The question of whether cancer can develop in a reconstructed breast is common for anyone considering reconstructive surgery. Breast reconstruction, using implants or tissue flaps, restores the breast shape following a mastectomy. While a mastectomy removes the vast majority of breast tissue, it is impossible to eliminate every single cell. Cancer can still recur in the remaining native tissues, or patients with implants may develop a distinct, rare form of lymphoma.
Understanding Recurrence Risk in Reconstructed Tissue
A cancer recurrence in the area of a reconstructed breast is a return of the original disease, not a new cancer arising from the implant or transferred tissue. This local recurrence originates in the small amount of glandular tissue, skin, or lymphatic channels that remain after the mastectomy. Microscopic residual tissue may persist near the chest wall or in the skin flaps.

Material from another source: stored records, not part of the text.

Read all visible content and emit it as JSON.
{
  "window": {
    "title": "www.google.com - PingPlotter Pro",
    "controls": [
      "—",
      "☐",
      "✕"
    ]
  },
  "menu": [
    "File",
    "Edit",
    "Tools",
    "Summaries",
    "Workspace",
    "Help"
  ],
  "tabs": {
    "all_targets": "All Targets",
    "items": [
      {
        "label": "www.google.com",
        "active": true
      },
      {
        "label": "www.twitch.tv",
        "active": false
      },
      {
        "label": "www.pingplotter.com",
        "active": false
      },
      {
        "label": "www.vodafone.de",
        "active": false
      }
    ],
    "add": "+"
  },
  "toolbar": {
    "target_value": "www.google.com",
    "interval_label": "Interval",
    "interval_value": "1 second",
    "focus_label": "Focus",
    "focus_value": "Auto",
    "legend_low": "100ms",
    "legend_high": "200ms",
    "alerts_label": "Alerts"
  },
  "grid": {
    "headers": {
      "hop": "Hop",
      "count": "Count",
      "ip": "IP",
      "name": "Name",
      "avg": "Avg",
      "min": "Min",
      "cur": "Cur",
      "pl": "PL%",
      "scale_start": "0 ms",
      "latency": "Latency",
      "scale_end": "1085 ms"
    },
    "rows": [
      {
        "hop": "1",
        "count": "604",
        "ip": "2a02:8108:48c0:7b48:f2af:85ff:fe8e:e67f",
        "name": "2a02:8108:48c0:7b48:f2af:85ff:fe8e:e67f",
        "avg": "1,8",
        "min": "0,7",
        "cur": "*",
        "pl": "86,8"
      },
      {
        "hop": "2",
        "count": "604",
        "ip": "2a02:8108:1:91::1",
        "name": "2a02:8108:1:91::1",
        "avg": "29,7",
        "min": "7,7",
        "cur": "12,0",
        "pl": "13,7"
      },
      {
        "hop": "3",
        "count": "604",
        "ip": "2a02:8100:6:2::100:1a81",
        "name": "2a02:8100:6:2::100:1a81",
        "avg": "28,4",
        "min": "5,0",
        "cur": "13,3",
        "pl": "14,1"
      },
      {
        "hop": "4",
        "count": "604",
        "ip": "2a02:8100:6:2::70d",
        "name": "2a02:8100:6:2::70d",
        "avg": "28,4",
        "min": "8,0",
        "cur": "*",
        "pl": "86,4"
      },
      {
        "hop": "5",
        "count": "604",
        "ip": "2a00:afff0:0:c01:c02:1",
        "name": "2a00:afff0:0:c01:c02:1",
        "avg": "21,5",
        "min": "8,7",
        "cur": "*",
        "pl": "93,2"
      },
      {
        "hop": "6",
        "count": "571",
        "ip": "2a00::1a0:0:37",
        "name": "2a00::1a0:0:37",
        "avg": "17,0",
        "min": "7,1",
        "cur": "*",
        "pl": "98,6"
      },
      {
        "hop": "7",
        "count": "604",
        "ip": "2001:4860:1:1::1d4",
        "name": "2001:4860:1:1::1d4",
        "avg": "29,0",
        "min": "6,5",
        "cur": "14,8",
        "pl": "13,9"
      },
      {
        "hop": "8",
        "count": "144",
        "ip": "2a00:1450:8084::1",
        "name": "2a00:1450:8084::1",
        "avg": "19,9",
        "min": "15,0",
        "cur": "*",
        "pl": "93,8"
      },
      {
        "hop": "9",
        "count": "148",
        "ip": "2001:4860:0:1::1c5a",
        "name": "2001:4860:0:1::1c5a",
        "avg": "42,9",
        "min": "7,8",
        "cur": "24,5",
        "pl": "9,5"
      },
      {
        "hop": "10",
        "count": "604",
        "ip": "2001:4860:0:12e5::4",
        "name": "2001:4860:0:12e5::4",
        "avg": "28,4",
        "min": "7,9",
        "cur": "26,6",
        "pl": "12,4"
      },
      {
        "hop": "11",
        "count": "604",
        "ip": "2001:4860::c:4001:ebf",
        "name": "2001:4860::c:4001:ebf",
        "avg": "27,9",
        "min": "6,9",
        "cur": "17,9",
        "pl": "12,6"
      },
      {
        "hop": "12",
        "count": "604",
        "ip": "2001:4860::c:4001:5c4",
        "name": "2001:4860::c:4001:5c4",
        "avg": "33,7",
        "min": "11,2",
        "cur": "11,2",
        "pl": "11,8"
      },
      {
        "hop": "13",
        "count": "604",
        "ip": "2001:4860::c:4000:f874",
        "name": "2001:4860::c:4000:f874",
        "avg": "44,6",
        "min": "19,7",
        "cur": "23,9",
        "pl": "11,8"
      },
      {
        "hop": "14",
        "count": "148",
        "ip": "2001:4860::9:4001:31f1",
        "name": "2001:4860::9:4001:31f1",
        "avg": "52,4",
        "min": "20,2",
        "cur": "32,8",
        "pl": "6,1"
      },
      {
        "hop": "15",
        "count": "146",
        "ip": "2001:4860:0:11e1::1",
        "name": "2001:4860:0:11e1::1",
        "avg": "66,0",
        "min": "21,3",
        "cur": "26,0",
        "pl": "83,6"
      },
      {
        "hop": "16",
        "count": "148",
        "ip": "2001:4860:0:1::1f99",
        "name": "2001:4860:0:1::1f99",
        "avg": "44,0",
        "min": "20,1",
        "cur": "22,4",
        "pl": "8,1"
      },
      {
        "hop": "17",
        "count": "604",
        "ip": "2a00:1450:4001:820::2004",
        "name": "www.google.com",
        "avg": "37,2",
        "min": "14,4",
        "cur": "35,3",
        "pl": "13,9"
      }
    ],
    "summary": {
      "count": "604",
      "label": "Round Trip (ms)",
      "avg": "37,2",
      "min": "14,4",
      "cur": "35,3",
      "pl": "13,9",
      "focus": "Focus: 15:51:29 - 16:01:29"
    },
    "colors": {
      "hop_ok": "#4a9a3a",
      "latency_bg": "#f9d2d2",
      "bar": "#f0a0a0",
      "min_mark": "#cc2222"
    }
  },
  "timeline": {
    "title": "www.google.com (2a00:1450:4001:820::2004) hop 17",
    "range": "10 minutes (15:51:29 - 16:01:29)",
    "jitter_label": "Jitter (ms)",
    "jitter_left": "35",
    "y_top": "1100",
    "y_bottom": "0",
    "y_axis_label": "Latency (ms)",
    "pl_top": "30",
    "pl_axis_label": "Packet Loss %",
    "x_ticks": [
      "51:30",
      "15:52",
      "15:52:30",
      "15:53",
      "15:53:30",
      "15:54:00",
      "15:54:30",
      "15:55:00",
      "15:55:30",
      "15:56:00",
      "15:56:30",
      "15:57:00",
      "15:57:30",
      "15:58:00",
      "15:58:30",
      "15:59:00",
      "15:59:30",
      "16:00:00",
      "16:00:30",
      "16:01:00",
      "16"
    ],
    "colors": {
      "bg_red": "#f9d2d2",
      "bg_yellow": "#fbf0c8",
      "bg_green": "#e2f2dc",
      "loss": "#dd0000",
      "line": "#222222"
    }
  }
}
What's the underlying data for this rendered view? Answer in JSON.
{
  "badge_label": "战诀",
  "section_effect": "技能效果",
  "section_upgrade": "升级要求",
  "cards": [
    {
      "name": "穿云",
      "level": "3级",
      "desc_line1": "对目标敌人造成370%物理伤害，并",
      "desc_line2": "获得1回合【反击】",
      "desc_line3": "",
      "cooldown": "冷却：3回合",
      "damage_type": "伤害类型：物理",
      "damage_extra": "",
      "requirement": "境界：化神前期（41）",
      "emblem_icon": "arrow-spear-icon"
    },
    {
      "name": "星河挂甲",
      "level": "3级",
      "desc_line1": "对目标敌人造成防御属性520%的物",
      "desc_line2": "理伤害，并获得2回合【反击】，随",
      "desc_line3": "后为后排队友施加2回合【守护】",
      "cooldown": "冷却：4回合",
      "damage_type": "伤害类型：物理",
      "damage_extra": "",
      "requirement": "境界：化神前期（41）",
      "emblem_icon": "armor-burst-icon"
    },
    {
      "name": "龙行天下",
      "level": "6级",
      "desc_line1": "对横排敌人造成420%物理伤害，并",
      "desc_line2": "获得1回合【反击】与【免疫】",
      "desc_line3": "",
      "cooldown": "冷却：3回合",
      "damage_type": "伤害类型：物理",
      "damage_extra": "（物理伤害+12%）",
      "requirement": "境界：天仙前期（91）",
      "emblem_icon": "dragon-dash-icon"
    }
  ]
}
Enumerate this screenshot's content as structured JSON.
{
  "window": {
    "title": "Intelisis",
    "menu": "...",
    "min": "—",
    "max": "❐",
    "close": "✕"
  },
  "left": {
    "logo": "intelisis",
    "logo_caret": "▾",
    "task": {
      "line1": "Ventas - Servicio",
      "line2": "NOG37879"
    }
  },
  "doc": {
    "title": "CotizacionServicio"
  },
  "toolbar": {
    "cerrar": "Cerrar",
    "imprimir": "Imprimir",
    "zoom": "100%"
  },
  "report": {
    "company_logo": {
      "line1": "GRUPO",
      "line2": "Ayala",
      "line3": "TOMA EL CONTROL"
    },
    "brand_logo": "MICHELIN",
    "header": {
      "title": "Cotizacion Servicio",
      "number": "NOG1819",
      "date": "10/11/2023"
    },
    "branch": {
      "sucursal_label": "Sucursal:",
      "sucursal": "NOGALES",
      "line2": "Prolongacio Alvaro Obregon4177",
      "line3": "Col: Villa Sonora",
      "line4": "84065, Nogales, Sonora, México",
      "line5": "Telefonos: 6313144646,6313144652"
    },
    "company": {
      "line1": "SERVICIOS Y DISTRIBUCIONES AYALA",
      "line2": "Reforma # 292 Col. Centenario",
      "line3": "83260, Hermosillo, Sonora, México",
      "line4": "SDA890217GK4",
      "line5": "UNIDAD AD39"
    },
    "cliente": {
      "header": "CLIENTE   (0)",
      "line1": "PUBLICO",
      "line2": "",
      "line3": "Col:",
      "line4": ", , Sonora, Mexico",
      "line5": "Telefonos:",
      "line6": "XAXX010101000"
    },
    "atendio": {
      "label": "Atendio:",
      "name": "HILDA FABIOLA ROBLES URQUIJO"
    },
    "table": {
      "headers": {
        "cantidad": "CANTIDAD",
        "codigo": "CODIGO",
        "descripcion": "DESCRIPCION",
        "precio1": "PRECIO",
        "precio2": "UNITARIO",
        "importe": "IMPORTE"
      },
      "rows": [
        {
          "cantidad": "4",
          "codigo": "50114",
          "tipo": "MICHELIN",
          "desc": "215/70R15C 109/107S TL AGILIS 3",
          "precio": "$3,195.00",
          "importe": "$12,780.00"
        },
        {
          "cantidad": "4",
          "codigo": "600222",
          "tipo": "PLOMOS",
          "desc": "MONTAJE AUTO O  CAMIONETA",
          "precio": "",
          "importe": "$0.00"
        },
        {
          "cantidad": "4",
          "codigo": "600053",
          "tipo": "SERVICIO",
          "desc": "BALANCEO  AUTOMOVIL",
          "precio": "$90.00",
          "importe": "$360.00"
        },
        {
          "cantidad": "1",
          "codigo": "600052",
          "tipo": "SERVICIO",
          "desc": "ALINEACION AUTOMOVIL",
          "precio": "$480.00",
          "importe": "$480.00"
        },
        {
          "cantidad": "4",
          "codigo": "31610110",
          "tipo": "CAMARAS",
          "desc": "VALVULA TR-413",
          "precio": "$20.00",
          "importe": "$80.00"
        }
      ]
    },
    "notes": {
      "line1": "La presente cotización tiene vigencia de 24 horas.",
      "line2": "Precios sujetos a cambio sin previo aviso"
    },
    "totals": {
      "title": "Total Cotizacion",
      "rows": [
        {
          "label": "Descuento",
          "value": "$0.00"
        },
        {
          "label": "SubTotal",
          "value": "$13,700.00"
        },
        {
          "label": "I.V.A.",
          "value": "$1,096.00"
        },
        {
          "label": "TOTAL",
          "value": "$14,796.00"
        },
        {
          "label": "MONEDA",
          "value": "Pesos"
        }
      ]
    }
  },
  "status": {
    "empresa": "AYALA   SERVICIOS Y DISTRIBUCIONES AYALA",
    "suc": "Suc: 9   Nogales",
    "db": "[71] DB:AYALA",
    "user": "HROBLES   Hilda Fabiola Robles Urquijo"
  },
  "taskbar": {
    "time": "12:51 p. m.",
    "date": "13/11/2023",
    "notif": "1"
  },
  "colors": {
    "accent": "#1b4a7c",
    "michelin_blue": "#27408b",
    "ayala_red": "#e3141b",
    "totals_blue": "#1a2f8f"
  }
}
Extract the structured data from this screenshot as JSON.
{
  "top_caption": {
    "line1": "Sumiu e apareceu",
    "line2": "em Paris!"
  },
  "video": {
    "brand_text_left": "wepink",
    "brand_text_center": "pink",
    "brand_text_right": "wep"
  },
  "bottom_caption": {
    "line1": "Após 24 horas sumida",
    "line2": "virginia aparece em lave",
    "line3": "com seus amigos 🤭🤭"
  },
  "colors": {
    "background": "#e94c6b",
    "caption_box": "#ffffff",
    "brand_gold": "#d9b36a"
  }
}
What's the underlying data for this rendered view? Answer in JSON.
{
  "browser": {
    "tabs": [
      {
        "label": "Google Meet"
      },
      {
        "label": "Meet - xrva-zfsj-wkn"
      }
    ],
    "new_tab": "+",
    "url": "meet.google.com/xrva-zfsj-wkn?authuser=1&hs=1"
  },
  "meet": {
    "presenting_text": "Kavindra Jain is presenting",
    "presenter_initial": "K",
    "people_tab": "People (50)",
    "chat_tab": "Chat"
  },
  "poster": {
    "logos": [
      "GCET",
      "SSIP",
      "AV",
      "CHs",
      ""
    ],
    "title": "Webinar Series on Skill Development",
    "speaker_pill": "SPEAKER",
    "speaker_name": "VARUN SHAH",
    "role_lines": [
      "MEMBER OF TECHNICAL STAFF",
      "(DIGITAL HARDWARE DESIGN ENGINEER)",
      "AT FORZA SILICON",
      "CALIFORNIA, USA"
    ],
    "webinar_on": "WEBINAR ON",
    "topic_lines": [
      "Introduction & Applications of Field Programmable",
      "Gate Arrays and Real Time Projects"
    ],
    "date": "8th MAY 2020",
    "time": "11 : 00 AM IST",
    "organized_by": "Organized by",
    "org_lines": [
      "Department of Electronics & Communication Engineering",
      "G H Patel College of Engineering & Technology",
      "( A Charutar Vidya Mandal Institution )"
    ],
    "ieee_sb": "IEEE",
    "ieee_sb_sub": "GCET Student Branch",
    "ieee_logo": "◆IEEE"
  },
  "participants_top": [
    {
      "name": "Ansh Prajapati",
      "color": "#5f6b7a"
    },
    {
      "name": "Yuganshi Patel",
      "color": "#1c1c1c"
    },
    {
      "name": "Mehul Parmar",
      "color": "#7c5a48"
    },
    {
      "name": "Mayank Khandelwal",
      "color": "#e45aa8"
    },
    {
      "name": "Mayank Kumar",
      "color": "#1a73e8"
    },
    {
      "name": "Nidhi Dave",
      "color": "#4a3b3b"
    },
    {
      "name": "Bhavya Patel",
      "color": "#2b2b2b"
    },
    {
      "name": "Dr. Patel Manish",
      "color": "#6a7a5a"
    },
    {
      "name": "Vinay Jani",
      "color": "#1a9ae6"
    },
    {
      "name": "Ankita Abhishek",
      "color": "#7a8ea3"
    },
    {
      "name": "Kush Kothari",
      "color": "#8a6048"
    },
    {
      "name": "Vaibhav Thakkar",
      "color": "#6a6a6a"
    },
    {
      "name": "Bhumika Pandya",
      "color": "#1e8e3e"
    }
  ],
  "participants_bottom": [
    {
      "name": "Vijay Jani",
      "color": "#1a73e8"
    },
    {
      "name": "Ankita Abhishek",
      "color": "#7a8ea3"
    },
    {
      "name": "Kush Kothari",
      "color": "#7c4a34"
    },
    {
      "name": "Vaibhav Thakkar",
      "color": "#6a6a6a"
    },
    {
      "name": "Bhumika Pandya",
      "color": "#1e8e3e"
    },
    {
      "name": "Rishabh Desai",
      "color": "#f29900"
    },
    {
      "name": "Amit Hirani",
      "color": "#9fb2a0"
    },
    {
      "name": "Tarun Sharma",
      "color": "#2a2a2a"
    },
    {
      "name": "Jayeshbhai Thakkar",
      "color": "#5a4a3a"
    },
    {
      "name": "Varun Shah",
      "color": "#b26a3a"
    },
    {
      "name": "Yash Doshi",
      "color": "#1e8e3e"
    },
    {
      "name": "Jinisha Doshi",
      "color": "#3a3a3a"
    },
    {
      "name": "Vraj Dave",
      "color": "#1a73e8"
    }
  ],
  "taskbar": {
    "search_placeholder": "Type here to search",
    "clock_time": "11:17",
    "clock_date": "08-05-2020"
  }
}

The risk of recurrence is directly tied to characteristics of the original tumor, such as its size, stage, and lymph node involvement. The recurrence rate after mastectomy and reconstruction is low, typically two to five percent. Cancer cells usually return as nodules in the skin or subcutaneous tissue, the most common site of local recurrence.
Recurrence can also manifest as a chest wall recurrence, found in the muscles or deeper tissues beneath the reconstructed breast. This deep recurrence often has a more guarded prognosis than a superficial skin recurrence. Autologous tissue flaps consist of fat and skin transferred from another body site, meaning the recurrence happens only in the remaining native breast area.
Detection and Surveillance Methods
Monitoring a reconstructed breast requires vigilance from the patient and specialized clinical evaluation. Local recurrence is most frequently found through the patient’s own physical awareness or during a routine physical exam. Patients should become familiar with the “new normal” of their reconstructed area and immediately report any persistent changes.
Key symptoms that warrant medical attention include a new lump or thickening beneath the skin or in the armpit, persistent pain, or changes to the skin such as redness, dimpling, or ulceration. Although scar tissue and fat necrosis are common non-cancerous changes, any new mass should be promptly evaluated with imaging.
Imaging surveillance is individualized and depends on the type of reconstruction. Ultrasound is frequently used to investigate palpable masses in autologous tissue flaps. Magnetic resonance imaging (MRI) is a sensitive tool that can detect deep or occult recurrences. Mammography is often challenging, but specialized views may be used to image any remaining glandular tissue.
Implant-Associated Lymphoma (BIA-ALCL)
A distinct risk associated with breast implants is Breast Implant-Associated Anaplastic Large Cell Lymphoma (BIA-ALCL). This is a rare cancer of the immune system, a T-cell lymphoma, and is not a form of traditional breast cancer. BIA-ALCL develops in the scar capsule that naturally forms around the implant.
This condition is strongly linked to implants with a textured surface, though it can occur with any type. The risk is estimated to be low, but the association led the Food and Drug Administration (FDA) to classify BIA-ALCL as a risk associated with all breast implants. Symptoms typically appear years after placement, averaging around eight to ten years.
The most common sign is the sudden, late-onset enlargement or swelling of the breast due to a build-up of fluid (seroma) around the implant. Other symptoms include a lump near the implant or in the armpit, pain, or hardening. Diagnosis is confirmed by analyzing the seroma fluid or surrounding tissue for specific markers, like the CD30 protein. Treatment involves surgical removal of the implant and the entire surrounding capsule if BIA-ALCL is confined to that area.